In preparing for active research project between a couple of my graduate classes, I was fortunate enough to be directed to an article that appeared in a July 2008 copy of English Journal. In the article, “Research Matters: Authentic Literacy and Student Achievement (NCTE membership required for viewing),” Rick VanDeWeghe describes how important it is for English teachers to push students to achieve authentic literacy. Using the research of Mike Schmoker, he defines authentic literacy as “the ability to read, write, and think effectively.” This is accomplished when “students engage in deep reading based on provocative questions posed before reading and then have opportunity to ‘argue and support an interpretation from one or more texts’ in writing.” I would also add that it’s possible for students to have that opportunity to argue and support interpretations through class discussion, as well.
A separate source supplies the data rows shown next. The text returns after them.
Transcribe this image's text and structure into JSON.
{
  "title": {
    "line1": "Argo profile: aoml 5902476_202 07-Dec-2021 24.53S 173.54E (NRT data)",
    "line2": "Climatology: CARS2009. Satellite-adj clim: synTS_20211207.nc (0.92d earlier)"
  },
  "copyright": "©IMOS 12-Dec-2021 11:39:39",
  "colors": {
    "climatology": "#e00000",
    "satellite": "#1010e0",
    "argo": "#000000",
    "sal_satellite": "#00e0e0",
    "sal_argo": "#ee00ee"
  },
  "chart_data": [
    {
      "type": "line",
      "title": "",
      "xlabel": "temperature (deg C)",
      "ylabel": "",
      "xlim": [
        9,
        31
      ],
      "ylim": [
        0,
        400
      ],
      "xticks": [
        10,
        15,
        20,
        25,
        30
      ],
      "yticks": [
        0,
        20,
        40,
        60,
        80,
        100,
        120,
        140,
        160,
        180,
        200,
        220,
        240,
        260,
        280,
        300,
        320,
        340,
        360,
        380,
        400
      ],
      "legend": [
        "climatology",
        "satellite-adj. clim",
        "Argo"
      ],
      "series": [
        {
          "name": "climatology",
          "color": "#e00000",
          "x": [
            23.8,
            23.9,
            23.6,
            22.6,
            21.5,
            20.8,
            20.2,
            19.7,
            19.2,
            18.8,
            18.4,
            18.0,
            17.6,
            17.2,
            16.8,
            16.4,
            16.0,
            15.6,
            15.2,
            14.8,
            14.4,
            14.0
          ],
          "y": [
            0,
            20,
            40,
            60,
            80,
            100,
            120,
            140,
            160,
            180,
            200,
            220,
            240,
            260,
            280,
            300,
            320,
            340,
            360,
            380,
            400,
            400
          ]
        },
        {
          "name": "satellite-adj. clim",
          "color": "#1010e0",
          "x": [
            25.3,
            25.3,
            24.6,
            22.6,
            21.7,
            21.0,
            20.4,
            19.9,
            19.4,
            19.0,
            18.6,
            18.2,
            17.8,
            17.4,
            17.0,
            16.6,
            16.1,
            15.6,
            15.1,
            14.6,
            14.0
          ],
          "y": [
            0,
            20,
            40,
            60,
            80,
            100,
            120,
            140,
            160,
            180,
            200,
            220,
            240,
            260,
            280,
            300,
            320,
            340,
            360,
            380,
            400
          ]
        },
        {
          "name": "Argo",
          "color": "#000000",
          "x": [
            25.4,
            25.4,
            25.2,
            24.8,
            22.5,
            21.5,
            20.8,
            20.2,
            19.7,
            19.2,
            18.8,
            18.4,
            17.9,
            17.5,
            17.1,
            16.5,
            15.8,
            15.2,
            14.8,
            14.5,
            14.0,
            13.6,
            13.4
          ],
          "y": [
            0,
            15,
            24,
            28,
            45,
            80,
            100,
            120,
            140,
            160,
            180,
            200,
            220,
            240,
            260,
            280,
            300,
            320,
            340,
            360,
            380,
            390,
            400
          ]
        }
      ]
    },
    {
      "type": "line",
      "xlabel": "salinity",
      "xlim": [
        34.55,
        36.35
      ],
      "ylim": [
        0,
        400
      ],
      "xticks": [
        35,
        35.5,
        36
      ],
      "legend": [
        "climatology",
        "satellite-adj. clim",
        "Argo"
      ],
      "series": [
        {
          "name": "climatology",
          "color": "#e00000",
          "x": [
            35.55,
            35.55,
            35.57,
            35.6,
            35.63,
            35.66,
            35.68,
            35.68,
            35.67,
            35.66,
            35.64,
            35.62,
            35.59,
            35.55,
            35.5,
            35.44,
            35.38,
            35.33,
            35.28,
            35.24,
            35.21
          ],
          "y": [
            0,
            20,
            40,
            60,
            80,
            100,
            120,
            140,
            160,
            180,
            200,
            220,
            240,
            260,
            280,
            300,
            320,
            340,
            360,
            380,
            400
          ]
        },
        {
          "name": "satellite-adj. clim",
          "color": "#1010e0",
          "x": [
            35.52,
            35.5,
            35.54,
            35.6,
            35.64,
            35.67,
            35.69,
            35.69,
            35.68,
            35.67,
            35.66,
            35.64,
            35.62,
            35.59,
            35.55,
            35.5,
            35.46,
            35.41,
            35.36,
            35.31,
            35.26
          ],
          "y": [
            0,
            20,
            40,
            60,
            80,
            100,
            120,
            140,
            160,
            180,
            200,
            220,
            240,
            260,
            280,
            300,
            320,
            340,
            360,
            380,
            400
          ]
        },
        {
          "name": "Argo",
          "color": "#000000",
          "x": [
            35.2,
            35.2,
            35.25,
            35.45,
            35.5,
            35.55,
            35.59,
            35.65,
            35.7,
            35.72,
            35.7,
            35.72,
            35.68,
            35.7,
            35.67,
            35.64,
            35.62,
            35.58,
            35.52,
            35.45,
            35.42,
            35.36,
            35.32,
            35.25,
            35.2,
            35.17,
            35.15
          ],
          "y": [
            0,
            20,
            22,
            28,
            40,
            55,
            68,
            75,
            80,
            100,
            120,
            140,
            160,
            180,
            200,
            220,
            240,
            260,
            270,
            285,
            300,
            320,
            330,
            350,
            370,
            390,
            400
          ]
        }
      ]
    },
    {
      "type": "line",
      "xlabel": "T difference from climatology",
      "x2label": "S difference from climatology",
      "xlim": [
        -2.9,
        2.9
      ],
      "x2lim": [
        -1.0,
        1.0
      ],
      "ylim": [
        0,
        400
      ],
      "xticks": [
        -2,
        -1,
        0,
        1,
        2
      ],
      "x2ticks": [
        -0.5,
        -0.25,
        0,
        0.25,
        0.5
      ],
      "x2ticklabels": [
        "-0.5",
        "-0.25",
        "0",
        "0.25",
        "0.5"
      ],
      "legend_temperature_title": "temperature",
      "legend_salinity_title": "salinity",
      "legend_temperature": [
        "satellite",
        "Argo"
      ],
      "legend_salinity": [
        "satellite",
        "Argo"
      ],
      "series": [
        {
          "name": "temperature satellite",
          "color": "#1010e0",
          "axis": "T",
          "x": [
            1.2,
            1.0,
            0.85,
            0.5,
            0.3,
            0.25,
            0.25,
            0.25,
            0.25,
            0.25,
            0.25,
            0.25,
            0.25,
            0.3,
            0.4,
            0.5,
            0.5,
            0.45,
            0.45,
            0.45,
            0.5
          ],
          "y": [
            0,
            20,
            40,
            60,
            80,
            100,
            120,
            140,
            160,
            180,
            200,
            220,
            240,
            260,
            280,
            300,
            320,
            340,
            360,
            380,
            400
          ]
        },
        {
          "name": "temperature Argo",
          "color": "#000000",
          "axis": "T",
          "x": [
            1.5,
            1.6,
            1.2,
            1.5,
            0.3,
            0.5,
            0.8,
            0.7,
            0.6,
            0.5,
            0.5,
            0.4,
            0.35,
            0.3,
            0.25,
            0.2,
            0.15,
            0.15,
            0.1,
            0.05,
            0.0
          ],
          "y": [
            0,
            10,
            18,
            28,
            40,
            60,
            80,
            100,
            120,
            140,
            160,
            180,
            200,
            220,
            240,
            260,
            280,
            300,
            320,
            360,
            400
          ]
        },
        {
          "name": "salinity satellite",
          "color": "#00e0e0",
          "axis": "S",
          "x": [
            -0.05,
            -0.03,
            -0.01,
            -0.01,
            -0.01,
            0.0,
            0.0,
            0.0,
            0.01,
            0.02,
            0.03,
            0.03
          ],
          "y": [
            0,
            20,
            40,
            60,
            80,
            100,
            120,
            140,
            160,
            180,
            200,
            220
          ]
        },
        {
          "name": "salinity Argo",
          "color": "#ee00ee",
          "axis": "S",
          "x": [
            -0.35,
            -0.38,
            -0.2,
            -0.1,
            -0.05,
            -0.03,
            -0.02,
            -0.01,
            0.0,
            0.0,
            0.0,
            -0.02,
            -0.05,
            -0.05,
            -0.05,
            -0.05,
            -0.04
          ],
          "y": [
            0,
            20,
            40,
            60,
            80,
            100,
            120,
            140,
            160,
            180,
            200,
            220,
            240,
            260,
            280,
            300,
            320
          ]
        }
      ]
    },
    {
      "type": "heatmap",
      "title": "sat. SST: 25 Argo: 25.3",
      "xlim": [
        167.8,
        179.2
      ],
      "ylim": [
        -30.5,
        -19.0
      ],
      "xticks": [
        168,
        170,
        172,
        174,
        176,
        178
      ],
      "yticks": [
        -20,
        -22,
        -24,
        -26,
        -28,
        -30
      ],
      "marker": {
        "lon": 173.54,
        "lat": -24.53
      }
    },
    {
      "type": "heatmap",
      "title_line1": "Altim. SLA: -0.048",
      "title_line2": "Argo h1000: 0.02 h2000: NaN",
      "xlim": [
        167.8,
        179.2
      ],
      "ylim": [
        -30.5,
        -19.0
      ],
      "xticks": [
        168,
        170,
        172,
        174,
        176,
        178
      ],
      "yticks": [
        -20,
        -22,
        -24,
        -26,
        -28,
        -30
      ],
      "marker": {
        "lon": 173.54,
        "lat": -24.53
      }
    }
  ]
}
This can all be done through, as VanDeWeghe argues, close readings, rereadings, writing and whole class discussion. It’s not that one activity or process is the best way to push students toward acquiring high-level cognitive skills. Instead, it’s a combination of all the aforementioned strategies, as well as others, that work together give students a chance to achieve authentic literacy. For instance, rereading can take place before a close reading, which leads to a whole class discussion where students are directed to summarize or finalize their thoughts on the discussion in a written response.
But why is authentic literacy necessary? Well, VanDeWeghe argues and I agree, that whether it’s to improve test scores, increase lifelong reading and learning or improve critical thinking or writing, students need to be pushed toward that authentic literacy. It’s something that, if possessed, can touch on many different learning goals, with the most important being a benefit for student achievement.
Through lessons where “students read many interesting texts, create arguments based on evidence from those texts, write to explore understandings, reﬁne interpretations and bolster arguments,” teachers can push students and student can succeed.
I’ll leave you with this passage from Schmoker that VanDeWeghe uses in his piece about the importance of writing in the classroom:
When we help students write and revise, we are helping them to create and reﬁne meaning itself, to make connections and see patterns that are at the heart of sophisticated thought. These connections lead to insight, invention, and solutions to problems in every realm—social, professional, and political. With reading as its raw material, writing exercises the intellect as it moves from amorphous understanding toward precision and practical application. In the end, writing allows us to discover and produce thought in its clearest and most potent form.
I’d say this could be done at times through class discussion. But isn’t unwritten thought incomplete thought? Then maybe it’s necessary to combine the reading, thinking and writing seamlessly for the benefit of student achievement.